Condo Development is Impacted

Individual home prices reached nearly $1 million until the government intervened. Although the price of homes has stabilized, owning a home for many Toronto residents is still not within reach. The good news, the bidding wars are over and the price of homes aren’t being driven up needlessly because of it. The negative side is that people are losing confidence in the market and fewer people are spending money to buy homes or upgrade their home, inevitably impacting future consumption.

One of the most direct impacts of the volatile housing market on CRE is on condos in Toronto. Last year, prices increased by nearly 20%. Many of the new condo developments attract families who cannot afford a single-family home. As families are looking for alternative housing options due to high prices, condos will become an attractive option.

The Office Market is Linked to the Housing Market

While the housing market has not directly affected the office market, the two are certainly linked simply because people who work in Toronto, also need a place to call home. Employers want to accommodate employees by being located in easily-accessible properties in a well-connected area. Owner-operators now need to be creative in where they place properties. An example of this is transforming warehouse space into new industrial-style residential property.

Commercial properties become highly attractive when they have the potential to be transformed into high-rise residential towers like malls can. Along with that, malls have ample parking and has the space to be redeveloped into residential property. The increasing cost of housing in Toronto presents trouble to commercial developers since now the city’s conditions favor residential development over commercial development. The bottom line is commercial buyers can’t compete with residential developers when it comes to price.

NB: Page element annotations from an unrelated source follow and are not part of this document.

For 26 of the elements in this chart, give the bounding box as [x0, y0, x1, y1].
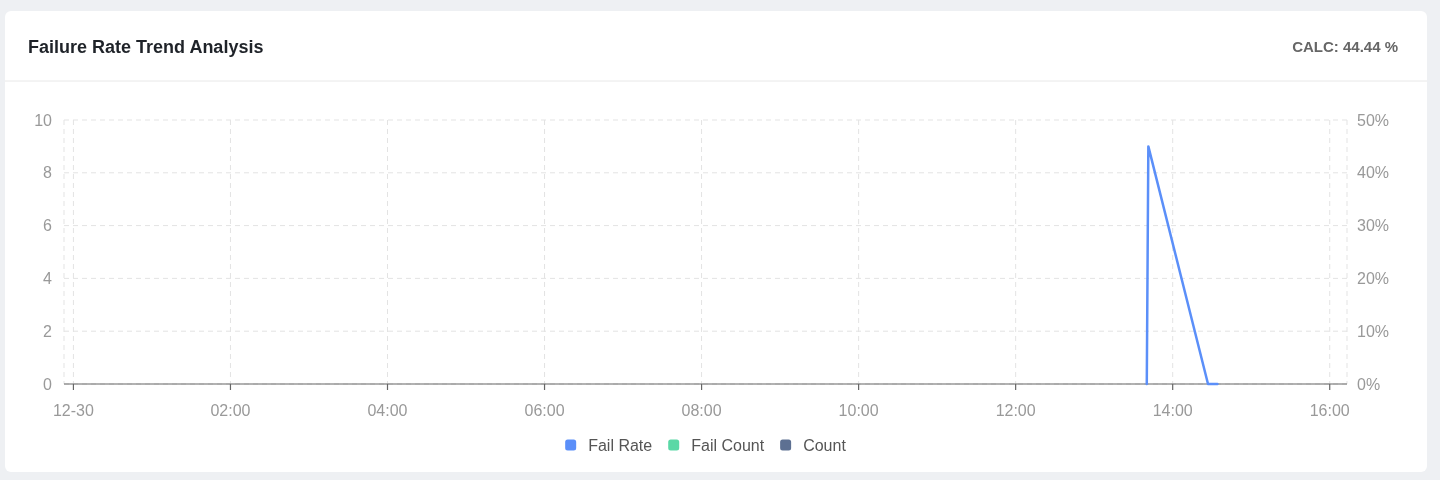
legend-label: Fail Rate [588, 436, 653, 454]
y-tick-label: 2 [43, 322, 53, 340]
x-tick-label: 16:00 [1309, 402, 1350, 419]
x-tick-label: 06:00 [524, 402, 565, 419]
x-tick-label: 12:00 [995, 402, 1036, 419]
y-tick-label: 10 [34, 111, 53, 129]
y2-tick-label: 0% [1357, 375, 1381, 393]
text: CALC: 44.44 % [1292, 38, 1398, 55]
x-tick-label: 02:00 [210, 402, 251, 419]
x-tick-label: 08:00 [681, 402, 722, 419]
y-tick-label: 0 [43, 375, 53, 393]
x-tick-label: 14:00 [1152, 402, 1193, 419]
y2-tick-label: 50% [1357, 111, 1390, 129]
y-tick-label: 6 [43, 217, 53, 235]
y-tick-label: 8 [43, 164, 53, 182]
y2-tick-label: 40% [1357, 164, 1390, 182]
x-tick-label: 04:00 [367, 402, 408, 419]
legend-label: Fail Count [691, 436, 765, 454]
legend-label: Count [803, 436, 847, 454]
y2-tick-label: 20% [1357, 270, 1390, 287]
y2-tick-label: 30% [1357, 217, 1390, 235]
x-tick-label: 12-30 [52, 402, 94, 419]
y2-tick-label: 10% [1357, 322, 1390, 340]
y-tick-label: 4 [43, 270, 53, 287]
chart-title: Failure Rate Trend Analysis [28, 37, 264, 57]
x-tick-label: 10:00 [838, 402, 879, 419]
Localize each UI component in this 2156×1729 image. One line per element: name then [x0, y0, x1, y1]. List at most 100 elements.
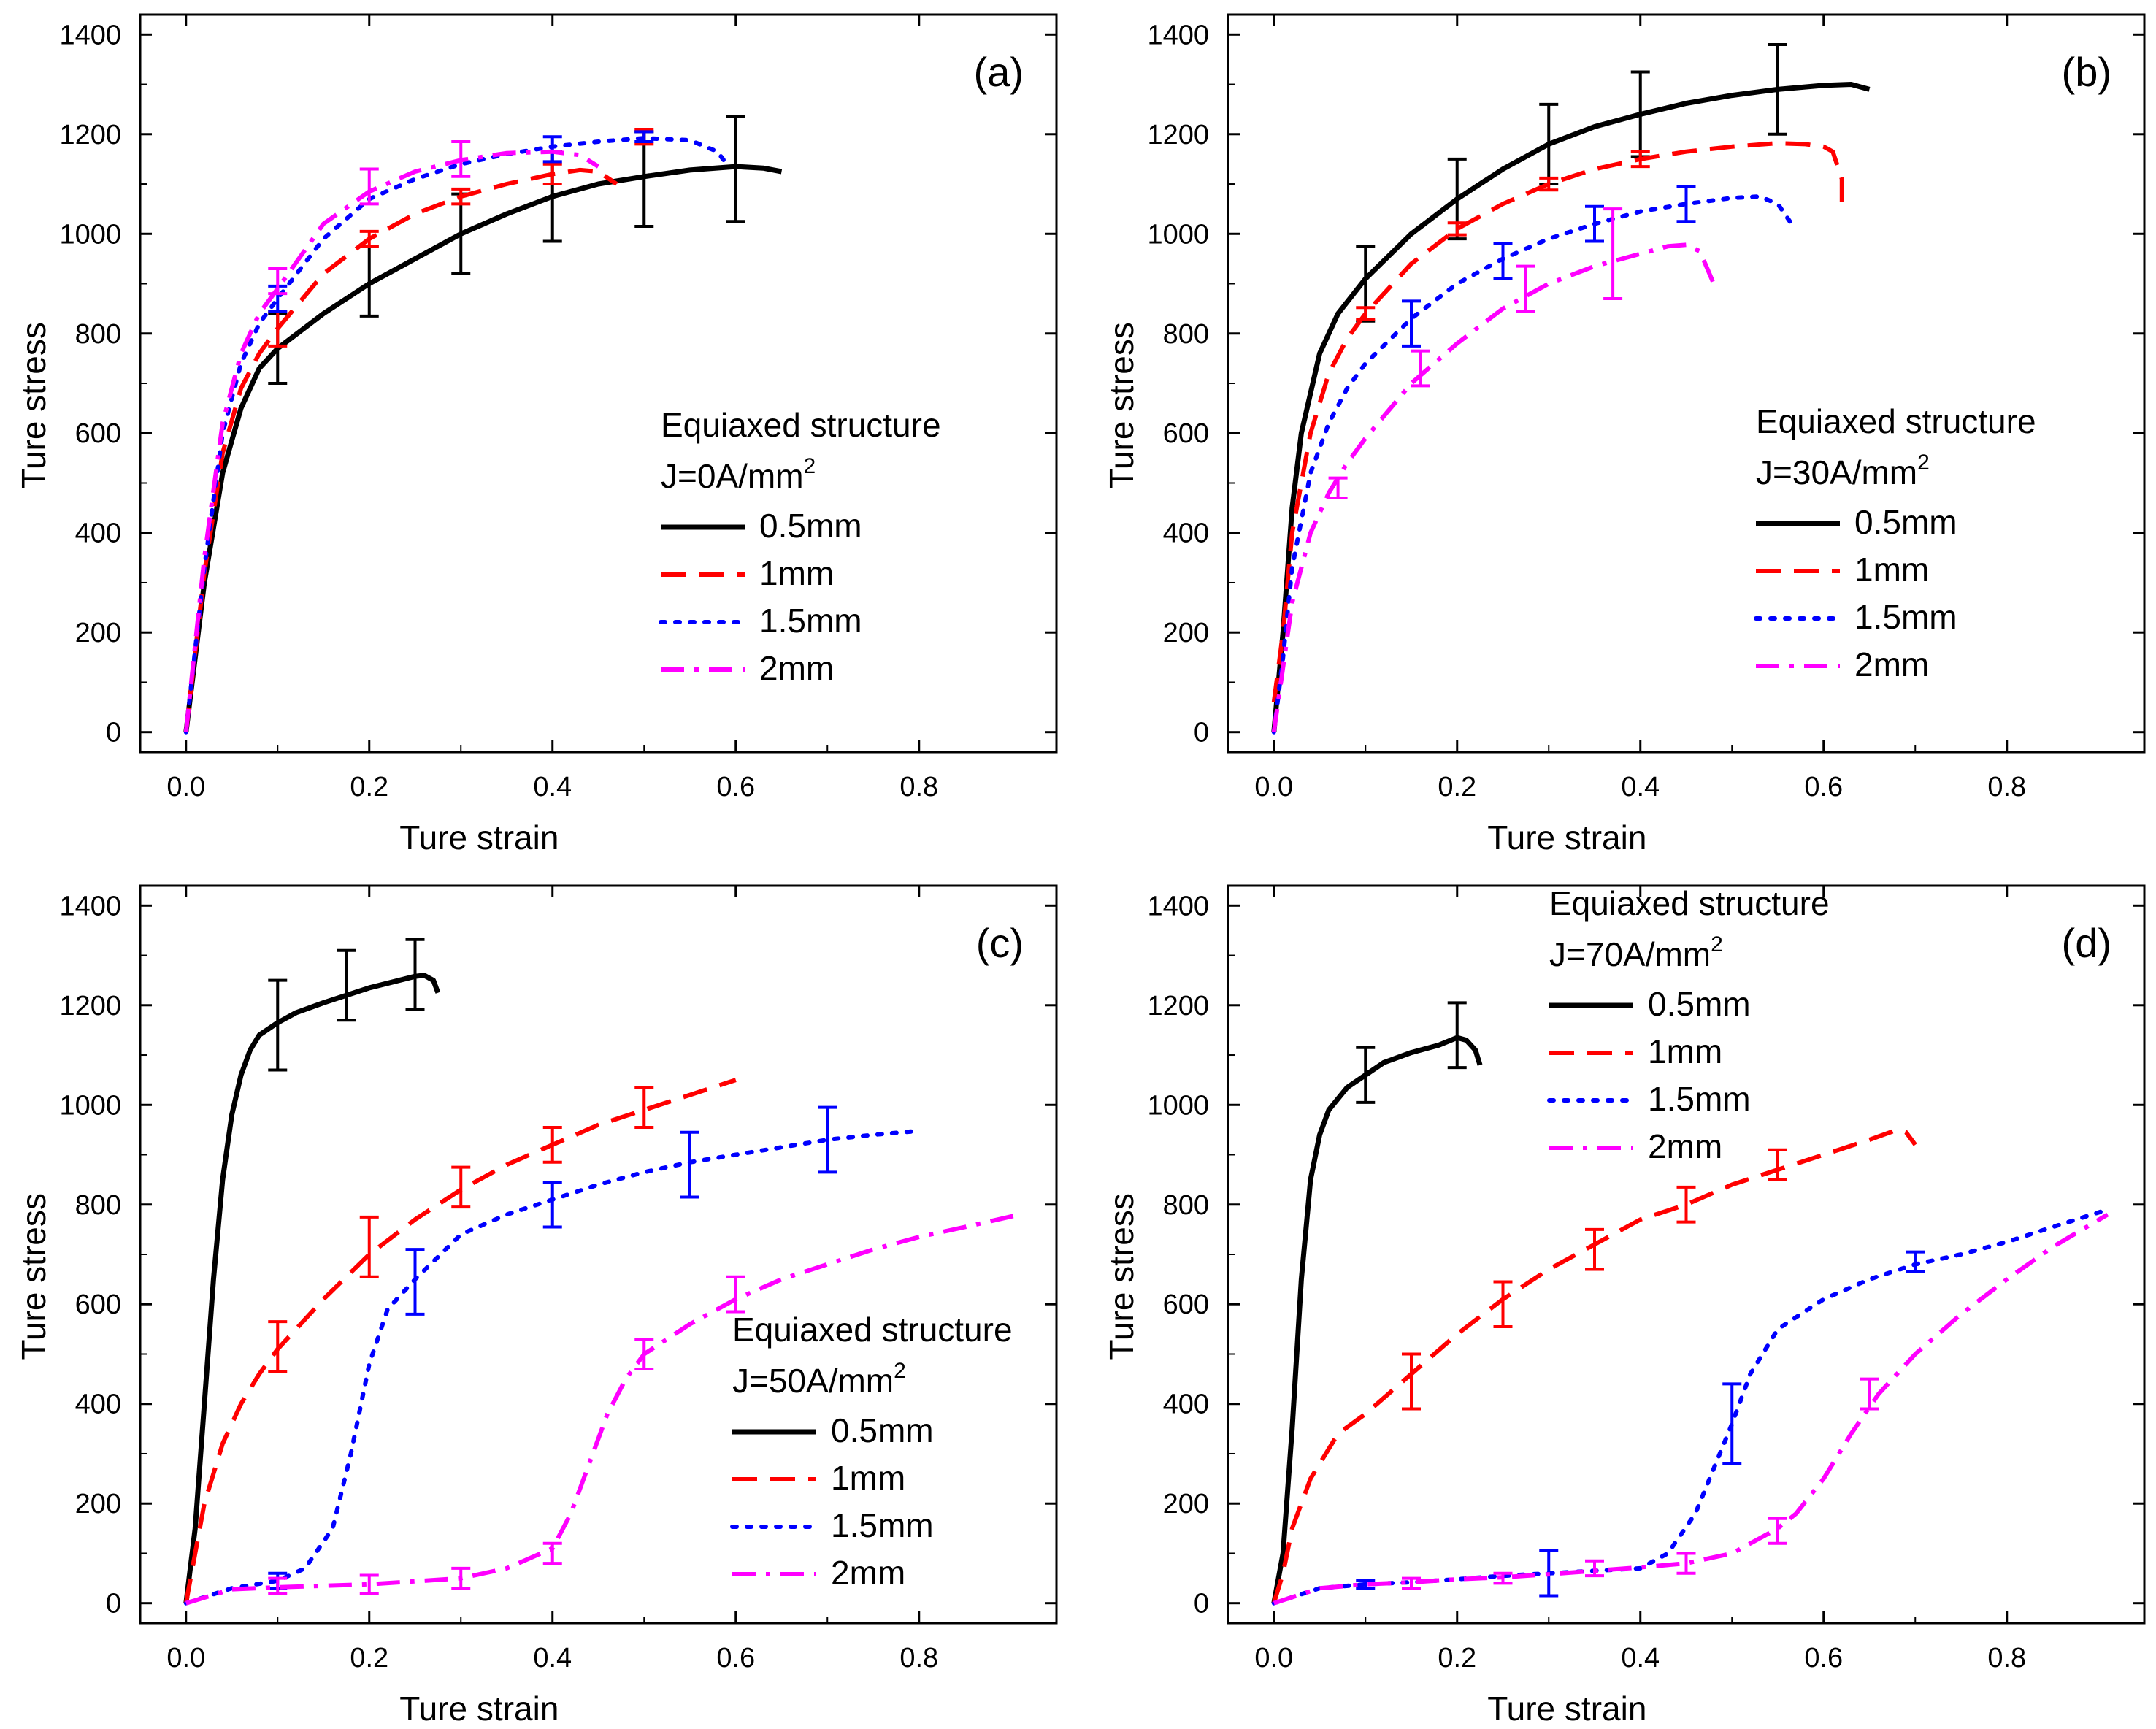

Investors Continue to Pour Money Into CRE Despite Housing Woes

When the housing crisis hit Toronto just two years ago, CRE investors continued to pour money into CRE and reached $14.5 billion. Despite a volatile housing market, the strong economy boosted CRE fundamentals in Canada and kept the market successful. While the economy is strong now, there is trepidation about the future. The economy is still fragile and a substantial increase in interest rates could force the market to take a dark turn. A rate increase has the potential to incite a recession and the repercussions could affect the country in nearly every CRE sector.

The commercial real estate industry in Canada has been record-setting for the past nine years, surpassing the average expansionary cycle of six years. Canada and Toronto have the potential to rewrite history and continue in its healthy cycle, but only time will tell.